エラムの歴史
出典: フリー百科事典『ウィキペディア(Wikipedia)』 (2022/02/08 13:52 UTC 版)
エラムの歴史は他のオリエントの地域と同じく、言語(文字)史料の分類に基づいて区分されている。 原エラム時代(プロト・エラム時代) 主に紀元前3200年頃から、紀元前2700年頃までを指す。この時代既に原エラム文字による文字記録が存在するが、原エラム文字の解読が進んでいないため、基本的には考古学情報に頼って再考される。既にスサなどの都市が形成されていた。 古エラム時代(古王国時代) 原エラム時代とまとめて扱われる事もある。紀元前2700年頃のアワン王朝の成立から紀元前1600年頃のエパルティ(スッカル・マフ)王朝の滅亡まで頃とされる。この時代エラム地方はアッカド帝国やウル第3王朝の攻撃を受けて支配下に入っていたが、最後には逆にウルに侵攻してこれを破壊、略奪し、ウル第3王朝を滅亡させるに到った。文字記録が多く残され始める時代であるが、その後半期は衰退の時代であった。 中エラム時代 紀元前1600年頃のイゲ・ハルキ朝の成立から紀元前1100年頃の、イシン第2王朝のネブカドネザル1世によるエラム侵攻までの時代である。なお古エラム時代のとの境目には諸説ある。古エラム時代末期の衰退期から再びエラムが列強として登場する時代であり、バビロニア文化の影響を強くうけた時代である。
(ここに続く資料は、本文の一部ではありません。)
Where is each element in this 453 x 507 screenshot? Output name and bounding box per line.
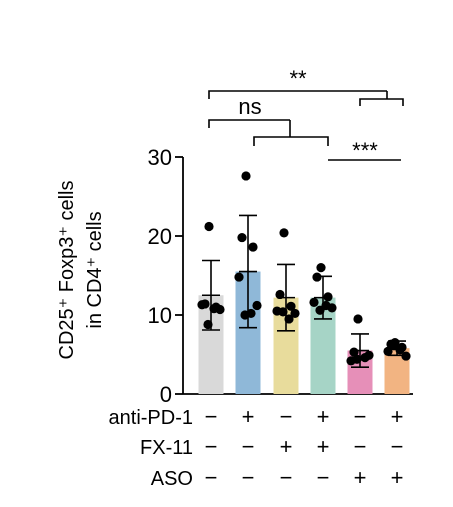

カッシート朝(バビロン第3王朝)を滅ぼしたが、しかし、最後はネブカドネザル1世の侵攻で大打撃を被り、再び衰退した。 新エラム時代 紀元前1100年のネブカドネザル1世の侵攻から、紀元前539年にアケメネス朝の支配下に入るまでの時代であり、研究においては更に3期に細分される。アッシリアとバビロニアの争いにバビロニアを助ける形でたびたび介入したが、最後はアッシリア王アッシュールバニパルの攻撃を受けてスサを破壊され、大国としてのエラムの歴史は終わりを告げた。更にその後、アケメネス朝の支配下に入り、以後エラム人による国家が成立することはなくなった。